Common Name: African Elephant
Scientific Name:  Loxodonta africana

Pachyderm Profile
The African elephant is the largest living land mammal, with its relative, the Asian or Indian elephant, coming in a close second. Adult African elephants reach a length of 18-24 feet and a height of 10-13 feet. They weigh in at 8,800-15,500 pounds. Maximum size is reached at around 25 years of age.

Habitat
African elephants are native to a wide variety of habitats, including semi-desert scrub, open savannas and dense forest regions. However, whereas elephants once ranged throughout Africa, they are now mostly confined to parks and reserves south of the Sahara Desert. Only about 20% of their range is under some form of protection.

Diet
In keeping with their enormous proportions, elephants are big eaters. In fact, they dedicate as many as 18-20 hours of the day to feeding. When full-grown, these huge herbivores can consume anywhere from 300-500 pounds of vegetation per day. In the wild, their diet consists mainly of grass, tree foliage, bark, roots, shrubs and fruit. They'll even ingest soil for its mineral content.

Here at The Toledo Zoo, our elephants eat hay (2,000 bales per year), grain, fruits and vegetables. They're especially fond of carrots.

Life Cycle

When young elephants nurse, they suckle with their mouths, not with their trunks.

Most of an elephant's physical growth has been achieved by age 15, but its mental ability peaks between the ages of 30 and 45.
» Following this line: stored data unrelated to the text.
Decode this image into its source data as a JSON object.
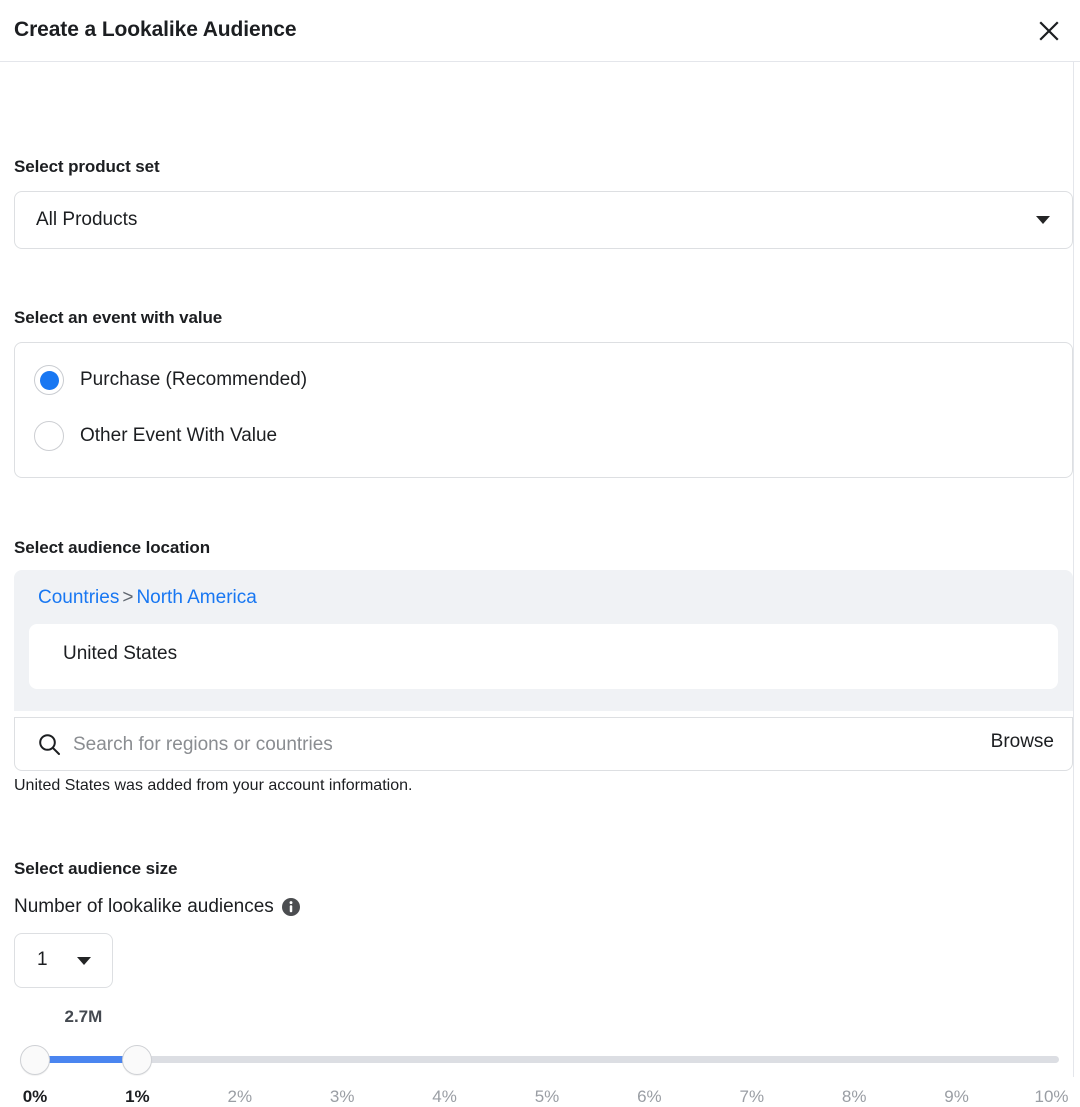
{
  "modal": {
    "title": "Create a Lookalike Audience",
    "close_icon": "close-icon"
  },
  "product_set": {
    "label": "Select product set",
    "selected": "All Products",
    "caret_icon": "chevron-down-icon"
  },
  "event": {
    "label": "Select an event with value",
    "options": [
      {
        "label": "Purchase (Recommended)",
        "checked": true
      },
      {
        "label": "Other Event With Value",
        "checked": false
      }
    ]
  },
  "location": {
    "label": "Select audience location",
    "breadcrumb": {
      "root": "Countries",
      "separator": ">",
      "current": "North America"
    },
    "selected_chip": "United States",
    "search_placeholder": "Search for regions or countries",
    "search_value": "",
    "search_icon": "search-icon",
    "browse_label": "Browse",
    "note": "United States was added from your account information."
  },
  "audience_size": {
    "label": "Select audience size",
    "number_label": "Number of lookalike audiences",
    "info_icon": "info-icon",
    "number_value": "1",
    "caret_icon": "chevron-down-icon",
    "slider": {
      "bubble_value": "2.7M",
      "range_start_percent": 0,
      "range_end_percent": 1,
      "min": 0,
      "max": 10,
      "ticks": [
        "0%",
        "1%",
        "2%",
        "3%",
        "4%",
        "5%",
        "6%",
        "7%",
        "8%",
        "9%",
        "10%"
      ],
      "active_ticks": [
        "0%",
        "1%"
      ]
    }
  },
  "colors": {
    "accent_blue": "#1877f2",
    "slider_fill": "#4a85f0",
    "link_blue": "#1877f2",
    "panel_grey": "#f0f2f5",
    "border_grey": "#dddfe2",
    "text_primary": "#1c1e21",
    "text_muted": "#9a9ea4"
  }
}
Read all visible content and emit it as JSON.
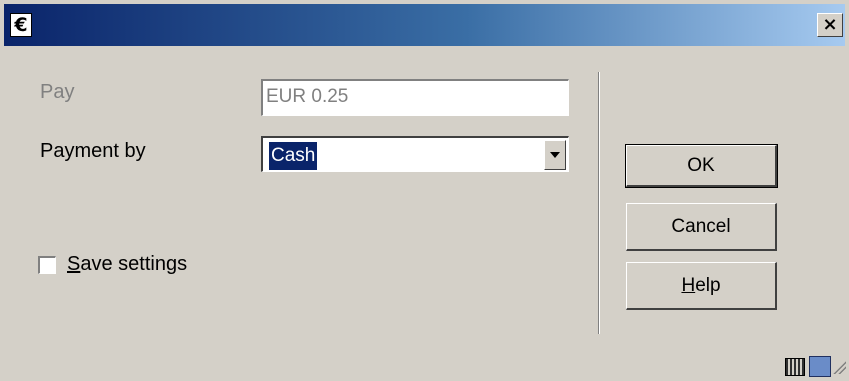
{
  "window": {
    "title_icon": "€",
    "close_glyph": "×"
  },
  "form": {
    "pay_label": "Pay",
    "pay_value": "EUR 0.25",
    "payment_by_label": "Payment by",
    "payment_by_value": "Cash",
    "save_settings_label": "Save settings",
    "save_settings_checked": false
  },
  "buttons": {
    "ok": "OK",
    "cancel": "Cancel",
    "help": "Help"
  },
  "statusbar": {
    "icons": [
      "keyboard-icon",
      "resize-icon",
      "size-grip-icon"
    ]
  },
  "colors": {
    "title_gradient_start": "#0a246a",
    "title_gradient_end": "#a6caf0",
    "dialog_background": "#d4d0c8",
    "selection": "#0a246a"
  }
}
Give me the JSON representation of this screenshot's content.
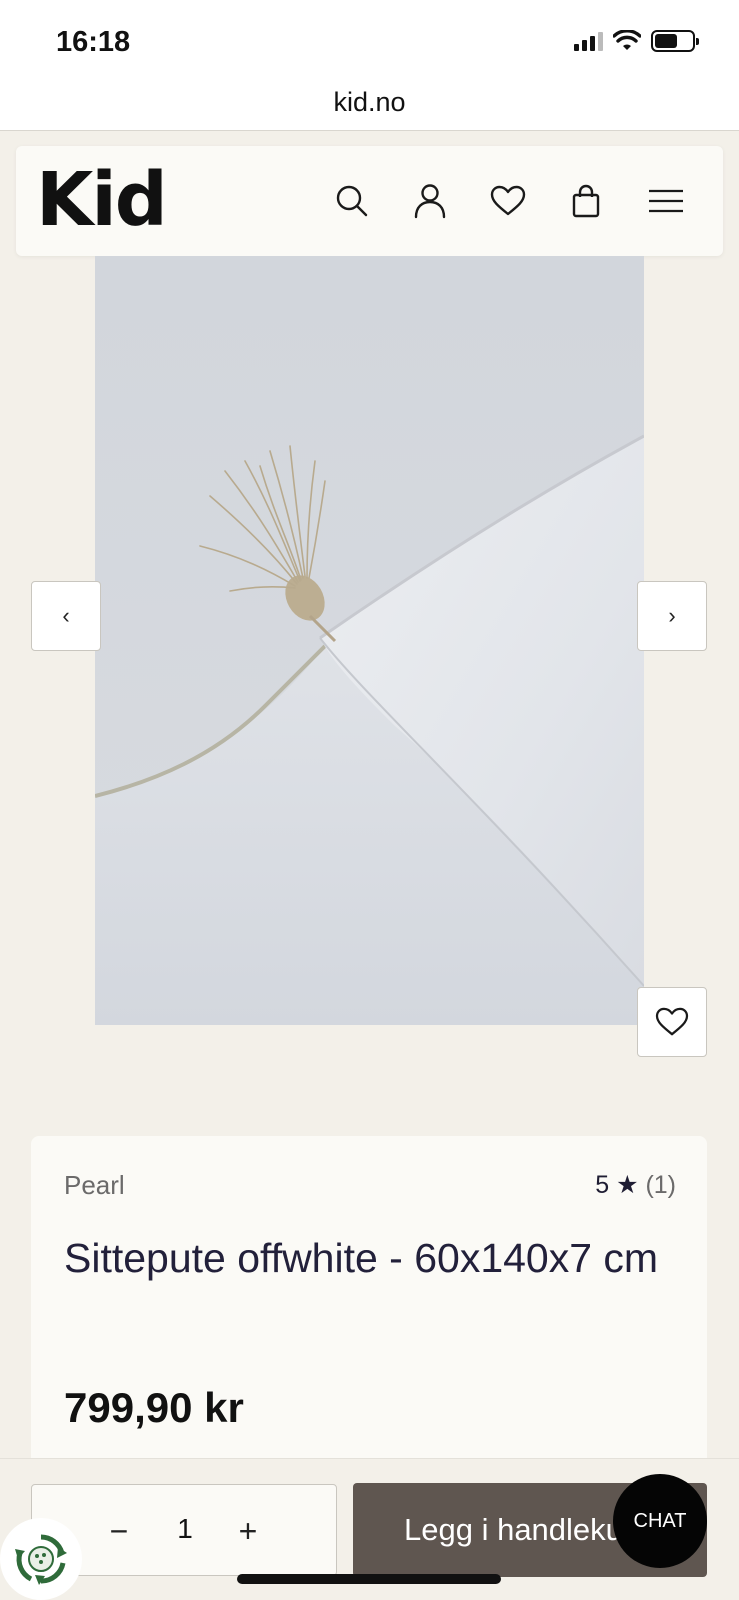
{
  "status_bar": {
    "time": "16:18"
  },
  "browser": {
    "url": "kid.no"
  },
  "header": {
    "logo": "Kid",
    "icons": [
      "search-icon",
      "account-icon",
      "wishlist-icon",
      "cart-icon",
      "menu-icon"
    ]
  },
  "gallery": {
    "prev_label": "‹",
    "next_label": "›"
  },
  "product": {
    "brand": "Pearl",
    "rating_value": "5 ★",
    "rating_count": "(1)",
    "title": "Sittepute offwhite - 60x140x7 cm",
    "price": "799,90 kr"
  },
  "purchase": {
    "quantity": "1",
    "minus_label": "−",
    "plus_label": "+",
    "add_to_cart_label": "Legg i handlekurv"
  },
  "chat": {
    "label": "CHAT"
  },
  "colors": {
    "page_bg": "#f3f0e9",
    "card_bg": "#fbfaf6",
    "cta_bg": "#5f5650",
    "chat_bg": "#050505",
    "eco_green": "#2f6b3a"
  }
}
Natural death occurs shortly after an elephant's last set of molars wears out and the animal can no longer eat.

Adult elephants have no natural predators, but lions, hyenas and crocodiles occasionally prey upon the young.

Man is the only predator of adult elephants. Humans compete with elephants for living space and hunt them illegally for ivory and the bushmeat trade.

Family Values
African elephants live in highly structured, socially complex family units called herds. A herd consists of 8-10 closely related females and their immature offspring of both sexes. Usually, the oldest, largest dominant female, called the matriarch, leads the herd.

When young male elephants reach puberty, around 12-15 years of age, they either leave the herd voluntarily or are driven out by the females. They then roam alone or gather in small, loosely bonded "bachelor" herds. Bulls temporarily rejoin cow herds when females are ready to mate.

Adult elephants appear to recognize individual members of their family group as well as members of extended groupings. Members of a group will often pause briefly to exchange touches when passing one another in the bush. Elephants are even thought to display compassion when a group member is injured and grief when a familiar elephant dies.